SATURDAY, April 20, 2024
nationthailand

‘Tradition’ of victimisation

‘Tradition’ of victimisation

LOCAL OFFICIALS have a tradition of procuring underage girls to satisfy visiting senior officials’ sexual fantasies, an anti-human trafficking group said yesterday.

“This tradition has existed for a really long time already in the provinces,” said Ronnasit Proeksayajiva, chief investigator at Nvader, an NGO that investigates and combats human trafficking.
He said some victims were younger than 10 years of age and the youngest victim Nvader had rescued was an eight-year-old Cambodian.
“Some local officials have procured girls to please their bosses.

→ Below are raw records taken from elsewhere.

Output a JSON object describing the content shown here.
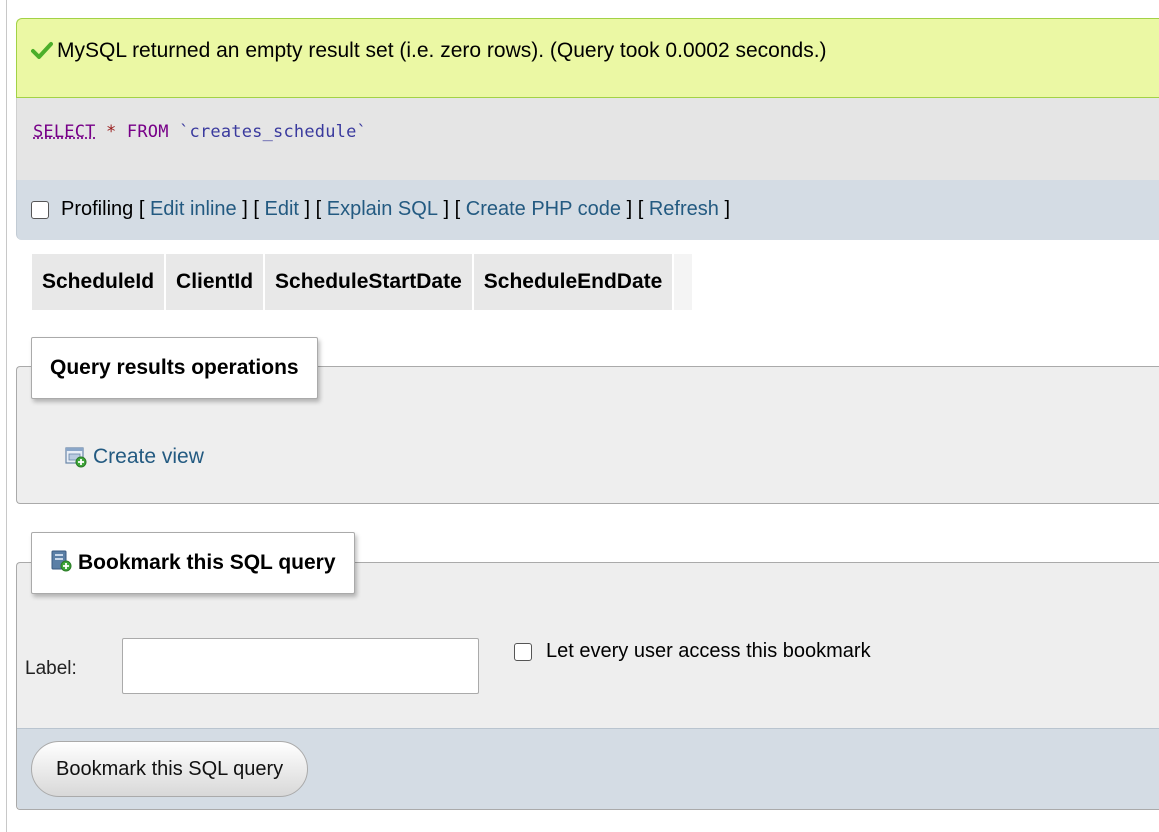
{
  "message": {
    "icon": "success-check-icon",
    "text": "MySQL returned an empty result set (i.e. zero rows). (Query took 0.0002 seconds.)"
  },
  "sql": {
    "select": "SELECT",
    "star": "*",
    "from": "FROM",
    "table": "`creates_schedule`"
  },
  "tools": {
    "profiling_label": "Profiling",
    "open_bracket": "[",
    "close_bracket": "]",
    "links": [
      "Edit inline",
      "Edit",
      "Explain SQL",
      "Create PHP code",
      "Refresh"
    ]
  },
  "table": {
    "columns": [
      "ScheduleId",
      "ClientId",
      "ScheduleStartDate",
      "ScheduleEndDate"
    ]
  },
  "query_ops": {
    "legend": "Query results operations",
    "create_view": "Create view"
  },
  "bookmark": {
    "legend": "Bookmark this SQL query",
    "label_text": "Label:",
    "label_value": "",
    "share_text": "Let every user access this bookmark",
    "submit": "Bookmark this SQL query"
  },
  "colors": {
    "success_bg": "#ebf8a4",
    "link": "#235a81",
    "toolbar_bg": "#d4dce4"
  }
}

Some have done so because they are sexual-service agents,” Ronnasit said.
He said it was not difficult to gather information on prostitution rings as even hotel bellboys, for example, had information on such practices.
“The problem of child prostitution has existed across various sectors in Thailand, not just among civil servants,” he said.

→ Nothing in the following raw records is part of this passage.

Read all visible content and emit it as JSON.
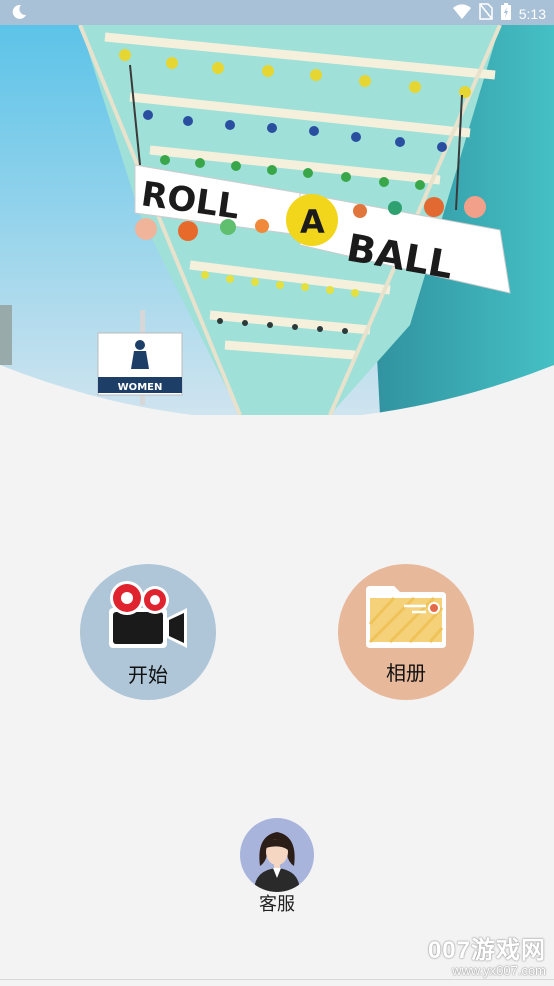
{
  "status_bar": {
    "time": "5:13",
    "icons": [
      "moon-icon",
      "wifi-icon",
      "no-sim-icon",
      "battery-icon"
    ]
  },
  "hero": {
    "sign_word_1": "ROLL",
    "sign_word_2": "A",
    "sign_word_3": "BALL",
    "restroom_sign": "WOMEN"
  },
  "actions": {
    "start_label": "开始",
    "album_label": "相册",
    "service_label": "客服"
  },
  "watermark": {
    "main": "007游戏网",
    "sub": "www.yx007.com"
  },
  "colors": {
    "status_bar": "#a9c1d6",
    "start_bg": "#aec6d8",
    "album_bg": "#e8b89b",
    "service_bg": "#a9b4dc",
    "background": "#f3f3f3"
  }
}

For example, a prominent sportsman had sought child prostitutes wherever he went, Ronnasit said without elaborating about his identity.
Ronnasit spoke up in the wake of a scandal that suggested several officials might have bought sexual services from minors.

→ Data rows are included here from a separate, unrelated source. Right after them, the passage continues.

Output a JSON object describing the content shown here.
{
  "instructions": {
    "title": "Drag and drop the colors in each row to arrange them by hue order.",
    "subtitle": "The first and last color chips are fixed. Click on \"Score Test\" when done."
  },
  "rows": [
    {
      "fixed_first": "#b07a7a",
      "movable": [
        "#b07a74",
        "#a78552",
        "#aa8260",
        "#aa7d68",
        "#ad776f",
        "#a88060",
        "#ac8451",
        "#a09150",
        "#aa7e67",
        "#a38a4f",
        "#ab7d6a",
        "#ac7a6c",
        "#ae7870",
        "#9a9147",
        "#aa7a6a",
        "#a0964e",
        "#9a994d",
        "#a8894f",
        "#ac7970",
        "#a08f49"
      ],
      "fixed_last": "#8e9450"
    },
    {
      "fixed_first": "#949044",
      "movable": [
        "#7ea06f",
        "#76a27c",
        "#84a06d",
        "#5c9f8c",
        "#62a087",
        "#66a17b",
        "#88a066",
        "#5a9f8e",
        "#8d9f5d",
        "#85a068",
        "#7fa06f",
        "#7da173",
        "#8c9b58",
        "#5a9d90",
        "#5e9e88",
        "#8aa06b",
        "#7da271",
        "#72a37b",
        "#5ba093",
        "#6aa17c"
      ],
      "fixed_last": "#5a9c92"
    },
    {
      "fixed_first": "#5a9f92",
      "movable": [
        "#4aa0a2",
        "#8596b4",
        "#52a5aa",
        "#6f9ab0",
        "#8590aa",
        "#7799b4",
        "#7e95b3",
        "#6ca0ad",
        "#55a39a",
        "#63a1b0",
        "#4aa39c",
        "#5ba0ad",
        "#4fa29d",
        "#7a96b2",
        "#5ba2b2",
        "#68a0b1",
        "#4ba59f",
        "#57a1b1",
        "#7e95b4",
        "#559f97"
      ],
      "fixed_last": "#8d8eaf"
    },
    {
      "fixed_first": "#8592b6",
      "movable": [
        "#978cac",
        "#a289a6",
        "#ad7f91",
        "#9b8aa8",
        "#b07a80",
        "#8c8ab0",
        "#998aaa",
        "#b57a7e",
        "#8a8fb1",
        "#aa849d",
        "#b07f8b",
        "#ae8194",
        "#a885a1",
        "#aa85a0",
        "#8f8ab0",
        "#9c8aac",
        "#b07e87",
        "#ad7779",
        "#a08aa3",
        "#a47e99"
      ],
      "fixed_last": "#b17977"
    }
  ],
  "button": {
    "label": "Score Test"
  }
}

Girls are often coerced into the sex trade as they are lured into |trying drugs, with activities recorded on camera, and then blackmailed.
“In fact, laws don’t punish drug-takers but children do not know about this. They are afraid and end up being victimised,” Ronnasit said.
His information echoed what a mother from Mae Hong Son province told police. She said her underage daughter got involved in the sex trade after she was videotaped taking drugs and then blackmailed.
The complaint from the mother has exposed a child-prostitution ring in Mae Hong Son, causing a scandal involving several officials.
Ronnasit said it was extremely sad that such a culture existed not just among civil servants but also company employees.
“We need to change the attitudes. We need to promote the conscience,” he said.
The Centre for Girls, which works to protect girls in the border province of Chiang Rai, has disclosed that many schoolgirls entered the sex trade at the encouragement of friends.
“We are now trying to educate girls to boost their immunity against the risks of being dragged into the flesh trade. We have gone to restaurants to educate ethnic girls who work there so that they know how they can protect themselves,” the centre’s coordinator, Natnaree Luangmoi, said.
She added that her centre had also provided help to girls who wished to stop sex work.
Natnaree said that with officials involved in child prostitution, it was difficult to expect that the problem would ever end.
The Foundation for Women director Usa Lertsrisantad said she had been trying to help women and girls deal with various kinds of problems, including forced prostitution, for 30 years.
“With child prostitution existing for the past three decades, it is clear that the culture of procuring girls for bosses’ sexual desire still rages on. The government should do something about this,” she said.